Multi-agent planning and sensor data fusion
Academic Institution: University of Strathclyde
Academic Supervisor: Professor Xiu-Tian Yan
Industry Partner: Space Applications Services NV/SA
PhD Student: Sanghyun Wang
Start Date: 1st October 2020
Abstract
Robotic solutions for extreme environments, such as space, nuclear and underwater face many technical challenges. There is an increasing interest and urgent need to investigate more capable, robust and reliable robotic solutions for any applications in these environments. In particular, the domain of space and underwater robotics have unique, yet similar, challenges when compared with conventional terrestrial robotics applications. The level of on-board mission planning autonomy required for both space and underwater applications is also demanding and complex. This is due to the communication constraints and potential delays, on-board processing capability and associated power constraints. This is further complicated by adverse and often unforeseen environmental conditions. These challenges become magnified and augmented when heterogeneous teams of robots have to cooperate to achieve desired goals.
The proposed scope of research addresses the above challenges in heterogeneous multi-robot task planning for planetary and possibly underwater robotic navigation, enabled by associated sensor data fusion for cooperative localization, mapping and detection/tracking of assets. The research investigation aims to derive a generic suite of key algorithms for smart and integrated sensory data fusion, building on the data fusion framework derived from H2020-Infuse project.

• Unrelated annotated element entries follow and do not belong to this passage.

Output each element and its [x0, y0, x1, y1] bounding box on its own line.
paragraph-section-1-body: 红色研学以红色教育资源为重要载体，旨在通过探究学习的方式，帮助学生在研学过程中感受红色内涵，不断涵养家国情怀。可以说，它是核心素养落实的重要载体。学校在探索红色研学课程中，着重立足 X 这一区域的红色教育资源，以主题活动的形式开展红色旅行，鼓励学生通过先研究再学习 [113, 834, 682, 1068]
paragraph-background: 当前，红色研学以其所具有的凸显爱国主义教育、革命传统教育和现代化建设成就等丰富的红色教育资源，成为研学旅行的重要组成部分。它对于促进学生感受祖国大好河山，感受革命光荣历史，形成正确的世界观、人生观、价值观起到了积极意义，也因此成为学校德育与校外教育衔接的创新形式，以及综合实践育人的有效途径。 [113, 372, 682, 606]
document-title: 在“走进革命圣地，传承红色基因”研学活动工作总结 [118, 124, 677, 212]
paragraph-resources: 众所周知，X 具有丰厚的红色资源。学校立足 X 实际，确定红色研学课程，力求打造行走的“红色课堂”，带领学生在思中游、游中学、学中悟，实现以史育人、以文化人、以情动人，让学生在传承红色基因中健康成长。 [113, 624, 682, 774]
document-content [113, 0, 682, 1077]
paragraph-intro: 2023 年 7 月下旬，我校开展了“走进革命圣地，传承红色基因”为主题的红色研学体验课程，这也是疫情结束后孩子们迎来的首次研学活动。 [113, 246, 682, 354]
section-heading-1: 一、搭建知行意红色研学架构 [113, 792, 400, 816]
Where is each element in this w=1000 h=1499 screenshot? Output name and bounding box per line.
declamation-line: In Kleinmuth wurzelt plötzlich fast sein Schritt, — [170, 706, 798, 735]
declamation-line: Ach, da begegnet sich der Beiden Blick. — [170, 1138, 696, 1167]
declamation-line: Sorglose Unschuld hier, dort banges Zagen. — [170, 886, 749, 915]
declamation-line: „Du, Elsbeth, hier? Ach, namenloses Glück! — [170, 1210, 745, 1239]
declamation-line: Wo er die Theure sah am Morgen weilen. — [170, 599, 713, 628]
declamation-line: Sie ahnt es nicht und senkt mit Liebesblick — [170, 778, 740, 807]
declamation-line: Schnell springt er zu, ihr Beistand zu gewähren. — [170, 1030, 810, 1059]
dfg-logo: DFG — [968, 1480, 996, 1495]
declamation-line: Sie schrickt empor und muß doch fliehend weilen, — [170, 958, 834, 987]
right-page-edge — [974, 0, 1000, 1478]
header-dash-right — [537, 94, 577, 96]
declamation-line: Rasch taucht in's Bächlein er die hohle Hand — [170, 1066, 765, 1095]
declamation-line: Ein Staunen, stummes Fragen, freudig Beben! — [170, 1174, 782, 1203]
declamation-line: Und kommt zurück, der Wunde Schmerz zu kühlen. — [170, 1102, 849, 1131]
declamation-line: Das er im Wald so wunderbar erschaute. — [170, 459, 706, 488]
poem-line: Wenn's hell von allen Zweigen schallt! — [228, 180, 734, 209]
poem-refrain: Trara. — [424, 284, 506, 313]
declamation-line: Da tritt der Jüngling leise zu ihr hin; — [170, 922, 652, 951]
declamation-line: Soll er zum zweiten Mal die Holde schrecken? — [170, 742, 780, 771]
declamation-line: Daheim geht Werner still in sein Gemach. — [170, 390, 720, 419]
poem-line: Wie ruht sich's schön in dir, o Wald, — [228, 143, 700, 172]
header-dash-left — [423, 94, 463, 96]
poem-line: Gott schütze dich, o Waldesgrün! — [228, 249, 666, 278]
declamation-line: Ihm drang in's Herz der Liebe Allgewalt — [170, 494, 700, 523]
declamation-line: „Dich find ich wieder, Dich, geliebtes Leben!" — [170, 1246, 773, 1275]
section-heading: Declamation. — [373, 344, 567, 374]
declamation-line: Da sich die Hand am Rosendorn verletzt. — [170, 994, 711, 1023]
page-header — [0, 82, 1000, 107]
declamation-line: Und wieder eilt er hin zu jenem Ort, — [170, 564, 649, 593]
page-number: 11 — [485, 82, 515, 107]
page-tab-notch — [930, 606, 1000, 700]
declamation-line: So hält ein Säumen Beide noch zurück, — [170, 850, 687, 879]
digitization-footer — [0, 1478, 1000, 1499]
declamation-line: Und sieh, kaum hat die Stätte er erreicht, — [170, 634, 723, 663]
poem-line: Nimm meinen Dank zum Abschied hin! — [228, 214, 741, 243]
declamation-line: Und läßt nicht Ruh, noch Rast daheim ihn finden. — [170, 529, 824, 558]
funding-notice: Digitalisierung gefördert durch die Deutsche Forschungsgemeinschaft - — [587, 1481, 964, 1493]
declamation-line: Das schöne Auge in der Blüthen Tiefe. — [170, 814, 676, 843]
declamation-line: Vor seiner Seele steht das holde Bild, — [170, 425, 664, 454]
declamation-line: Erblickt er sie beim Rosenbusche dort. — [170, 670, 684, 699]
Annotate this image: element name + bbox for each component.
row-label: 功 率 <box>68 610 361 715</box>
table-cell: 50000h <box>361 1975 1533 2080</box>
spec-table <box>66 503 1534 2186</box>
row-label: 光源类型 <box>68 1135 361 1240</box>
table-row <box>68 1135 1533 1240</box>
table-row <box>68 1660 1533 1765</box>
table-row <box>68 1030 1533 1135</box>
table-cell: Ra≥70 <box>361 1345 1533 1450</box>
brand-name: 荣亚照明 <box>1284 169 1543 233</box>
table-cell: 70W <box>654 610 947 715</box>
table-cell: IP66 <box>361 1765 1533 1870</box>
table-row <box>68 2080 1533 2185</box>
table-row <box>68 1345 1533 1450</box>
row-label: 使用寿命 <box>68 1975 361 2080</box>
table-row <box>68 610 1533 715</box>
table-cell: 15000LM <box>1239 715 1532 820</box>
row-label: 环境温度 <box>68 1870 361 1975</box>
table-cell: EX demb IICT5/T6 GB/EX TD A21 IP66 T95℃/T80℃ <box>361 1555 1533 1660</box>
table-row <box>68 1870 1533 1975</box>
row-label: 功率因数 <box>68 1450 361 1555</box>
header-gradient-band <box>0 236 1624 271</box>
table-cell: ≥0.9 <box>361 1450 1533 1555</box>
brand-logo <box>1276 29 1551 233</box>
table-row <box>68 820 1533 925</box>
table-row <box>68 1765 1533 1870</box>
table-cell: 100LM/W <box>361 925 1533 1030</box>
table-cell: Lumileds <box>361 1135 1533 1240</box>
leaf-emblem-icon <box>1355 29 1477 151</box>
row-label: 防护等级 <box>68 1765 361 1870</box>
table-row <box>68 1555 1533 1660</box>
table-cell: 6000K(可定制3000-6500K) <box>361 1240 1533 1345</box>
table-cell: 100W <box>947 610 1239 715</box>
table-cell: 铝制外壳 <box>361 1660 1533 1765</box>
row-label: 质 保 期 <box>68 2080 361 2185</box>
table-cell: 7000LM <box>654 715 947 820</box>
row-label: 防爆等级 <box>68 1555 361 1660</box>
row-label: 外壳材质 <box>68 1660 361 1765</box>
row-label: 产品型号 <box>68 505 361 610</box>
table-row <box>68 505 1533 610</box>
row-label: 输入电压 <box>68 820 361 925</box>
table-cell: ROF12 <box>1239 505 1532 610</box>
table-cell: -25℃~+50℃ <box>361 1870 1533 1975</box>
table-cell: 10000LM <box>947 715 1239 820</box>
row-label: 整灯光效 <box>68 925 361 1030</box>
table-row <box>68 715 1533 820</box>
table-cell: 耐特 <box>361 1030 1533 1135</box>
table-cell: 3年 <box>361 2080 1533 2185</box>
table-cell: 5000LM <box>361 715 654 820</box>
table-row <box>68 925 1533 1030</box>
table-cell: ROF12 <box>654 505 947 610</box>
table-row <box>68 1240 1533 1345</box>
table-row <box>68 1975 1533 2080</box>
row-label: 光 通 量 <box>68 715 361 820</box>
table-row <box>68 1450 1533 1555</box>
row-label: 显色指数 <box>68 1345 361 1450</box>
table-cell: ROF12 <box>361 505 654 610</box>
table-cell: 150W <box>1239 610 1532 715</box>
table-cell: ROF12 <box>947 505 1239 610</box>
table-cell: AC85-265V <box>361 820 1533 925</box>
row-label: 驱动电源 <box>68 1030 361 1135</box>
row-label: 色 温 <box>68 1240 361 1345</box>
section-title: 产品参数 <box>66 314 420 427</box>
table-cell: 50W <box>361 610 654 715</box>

The work is intended to advance the key functional modules of the facilities developed in InFuse, coupled with multi-agent mission planning. Mission planning will need to consider the selection of an appropriate sensor fusion capability (and sensors) along with each task and its eventual allocation or distribution among the fleet of heterogeneous robots.
Once these new capabilities are developed, they will be evaluated and validated in these mission scenarios such as ongoing space robotics projects - PRO-ACT and underwater robotics projects –ENDURUNS or ATLANTIS (to start in Jan 2020) supported by SpaceApps.